When they looked at the doped (chemically altered) samples, they saw something surprising:

  • Above the freezing point: The electricity flowed evenly, like water in a calm lake.
  • Below the freezing point (when it becomes a superconductor): Suddenly, the water didn't stay in the lake. Instead, it rushed into a specific network of narrow, invisible canals.

These "canals" are incredibly thin—much thinner than anyone expected. They appear exactly when the material turns superconducting and stay in the exact same spots, even if you heat the material up to room temperature and cool it back down again. It's as if the material has a permanent, invisible map of roads that only opens up when it gets cold.

3. The "Traffic Jams" and the Josephson Junctions

The researchers noticed that as they pushed more electricity through these narrow tunnels, the flow didn't just get faster; it got complicated. The current would hit a "speed bump" (a critical current) and then suddenly redistribute itself to other tunnels.

They explain this using an analogy of Josephson Junctions. Imagine these narrow tunnels aren't just solid pipes, but are connected by tiny, magical bridges.

  • When the traffic is light, it flows smoothly.
  • When the traffic gets heavy, it hits a bridge that acts like a gate. The gate forces the traffic to split and find new paths.
  • This explains the strange "jumps" in the data: the electricity is constantly navigating a complex maze of gates and bridges, not just flowing down a single straight road.

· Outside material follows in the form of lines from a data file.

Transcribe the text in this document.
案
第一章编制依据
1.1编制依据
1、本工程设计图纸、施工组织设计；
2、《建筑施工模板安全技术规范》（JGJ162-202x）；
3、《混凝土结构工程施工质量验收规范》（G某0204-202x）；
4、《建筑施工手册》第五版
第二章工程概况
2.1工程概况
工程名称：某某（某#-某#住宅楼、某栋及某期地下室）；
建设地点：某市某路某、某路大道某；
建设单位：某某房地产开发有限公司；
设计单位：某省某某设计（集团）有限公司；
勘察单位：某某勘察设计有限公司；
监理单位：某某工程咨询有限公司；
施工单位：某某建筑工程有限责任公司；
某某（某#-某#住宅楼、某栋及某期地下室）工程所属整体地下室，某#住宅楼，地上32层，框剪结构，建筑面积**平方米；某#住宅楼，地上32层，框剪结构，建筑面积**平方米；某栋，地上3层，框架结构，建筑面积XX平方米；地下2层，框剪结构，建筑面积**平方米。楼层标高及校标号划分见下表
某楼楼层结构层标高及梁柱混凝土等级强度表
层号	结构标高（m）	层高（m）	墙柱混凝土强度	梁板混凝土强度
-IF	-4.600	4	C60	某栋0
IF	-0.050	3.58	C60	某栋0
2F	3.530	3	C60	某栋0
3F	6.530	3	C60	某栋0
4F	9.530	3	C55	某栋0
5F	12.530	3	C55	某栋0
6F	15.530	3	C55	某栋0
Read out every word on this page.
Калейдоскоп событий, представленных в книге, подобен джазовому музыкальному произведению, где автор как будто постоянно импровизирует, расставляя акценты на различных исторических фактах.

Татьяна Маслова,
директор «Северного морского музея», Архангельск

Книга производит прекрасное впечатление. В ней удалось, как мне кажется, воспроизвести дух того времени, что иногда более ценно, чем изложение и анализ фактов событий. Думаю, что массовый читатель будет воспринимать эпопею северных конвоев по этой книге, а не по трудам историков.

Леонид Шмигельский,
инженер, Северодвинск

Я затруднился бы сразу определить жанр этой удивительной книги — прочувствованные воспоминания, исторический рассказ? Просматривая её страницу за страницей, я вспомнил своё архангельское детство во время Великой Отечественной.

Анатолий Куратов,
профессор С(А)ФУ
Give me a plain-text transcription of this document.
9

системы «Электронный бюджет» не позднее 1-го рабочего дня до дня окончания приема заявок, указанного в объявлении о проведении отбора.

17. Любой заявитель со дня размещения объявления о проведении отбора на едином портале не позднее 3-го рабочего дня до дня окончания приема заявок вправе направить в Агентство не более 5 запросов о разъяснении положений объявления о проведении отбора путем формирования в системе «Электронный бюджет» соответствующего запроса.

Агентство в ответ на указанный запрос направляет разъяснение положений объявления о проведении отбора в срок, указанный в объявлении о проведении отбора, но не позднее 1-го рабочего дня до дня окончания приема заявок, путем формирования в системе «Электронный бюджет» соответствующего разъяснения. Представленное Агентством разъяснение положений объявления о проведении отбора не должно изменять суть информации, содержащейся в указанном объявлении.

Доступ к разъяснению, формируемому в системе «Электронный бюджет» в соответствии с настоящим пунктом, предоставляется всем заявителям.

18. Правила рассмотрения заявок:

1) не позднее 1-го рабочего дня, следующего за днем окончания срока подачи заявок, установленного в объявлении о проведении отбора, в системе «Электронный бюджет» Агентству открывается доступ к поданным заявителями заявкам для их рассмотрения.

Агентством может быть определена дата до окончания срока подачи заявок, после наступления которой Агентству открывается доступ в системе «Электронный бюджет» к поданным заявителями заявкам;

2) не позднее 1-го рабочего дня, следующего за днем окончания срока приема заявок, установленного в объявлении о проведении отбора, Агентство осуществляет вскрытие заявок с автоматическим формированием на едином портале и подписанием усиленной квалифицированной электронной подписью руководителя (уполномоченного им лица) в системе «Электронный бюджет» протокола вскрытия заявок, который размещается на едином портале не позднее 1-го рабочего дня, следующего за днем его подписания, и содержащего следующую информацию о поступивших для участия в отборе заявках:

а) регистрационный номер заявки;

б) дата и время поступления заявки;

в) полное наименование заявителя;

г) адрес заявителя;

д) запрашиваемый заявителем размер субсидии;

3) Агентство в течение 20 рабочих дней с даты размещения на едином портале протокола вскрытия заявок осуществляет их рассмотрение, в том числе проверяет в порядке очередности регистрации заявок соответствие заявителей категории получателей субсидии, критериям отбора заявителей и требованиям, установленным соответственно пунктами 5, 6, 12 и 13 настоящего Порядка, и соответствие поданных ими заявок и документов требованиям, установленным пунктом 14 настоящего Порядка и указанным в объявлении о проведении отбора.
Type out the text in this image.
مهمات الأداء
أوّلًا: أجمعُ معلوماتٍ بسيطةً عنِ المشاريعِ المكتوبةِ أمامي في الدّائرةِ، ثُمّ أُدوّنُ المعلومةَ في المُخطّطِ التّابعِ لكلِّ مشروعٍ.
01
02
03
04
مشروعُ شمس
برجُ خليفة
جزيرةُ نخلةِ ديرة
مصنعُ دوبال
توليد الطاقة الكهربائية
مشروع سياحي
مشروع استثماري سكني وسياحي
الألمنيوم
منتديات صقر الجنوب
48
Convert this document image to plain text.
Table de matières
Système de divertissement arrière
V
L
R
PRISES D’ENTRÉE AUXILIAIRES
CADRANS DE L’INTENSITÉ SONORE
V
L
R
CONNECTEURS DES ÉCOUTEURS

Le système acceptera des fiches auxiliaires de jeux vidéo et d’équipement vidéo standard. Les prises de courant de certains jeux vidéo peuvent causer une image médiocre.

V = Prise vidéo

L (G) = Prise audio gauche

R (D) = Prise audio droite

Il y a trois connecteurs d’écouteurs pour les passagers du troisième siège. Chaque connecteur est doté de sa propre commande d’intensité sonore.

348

4. The "Doping" Factor: Why Only Some Materials Do This

The researchers tested two types of samples:

  • The "Doped" Sample (with a little bit of Tin added): This one had the crazy network of narrow tunnels.
  • The "Undoped" Sample (pure material): This one mostly flowed like a normal, wide river, though it did have some slight crowding near the edges.

This suggests that the "tunnel network" is triggered by the specific chemical changes (doping) and the way the material's internal structure (specifically the "charge density wave," which is like a frozen pattern of electrons) gets disrupted. The doping seems to break up the smooth landscape, forcing the electricity to find these specific, narrow paths.

5. The "Ghost" Currents

Even when the researchers applied a magnetic field (which usually pushes electricity around), the magnetic effects (like the "Meissner effect" where magnets float above superconductors) only happened inside those same narrow tunnels.

  • The Analogy: Imagine a city where only certain streets have streetlights. If you look for light, you only see it on those specific streets. The rest of the city is dark. Similarly, the "superconducting state" (the ability to carry current without resistance) only exists inside those narrow tunnels. The rest of the material is essentially "dark" or inactive regarding superconductivity.

The Big Takeaway

This paper changes how we see these materials. We used to think the electricity was flowing through the whole chunk of material evenly. Now we know it's actually flowing through a hidden, microscopic highway system of narrow channels.

This discovery explains why previous experiments showed such weird, oscillating results: the scientists were seeing the interference patterns created by this complex network of tiny tunnels, not a simple flow of electricity. It turns out that in these exotic materials, the "road" to superconductivity is much more like a maze of narrow alleys than a broad highway.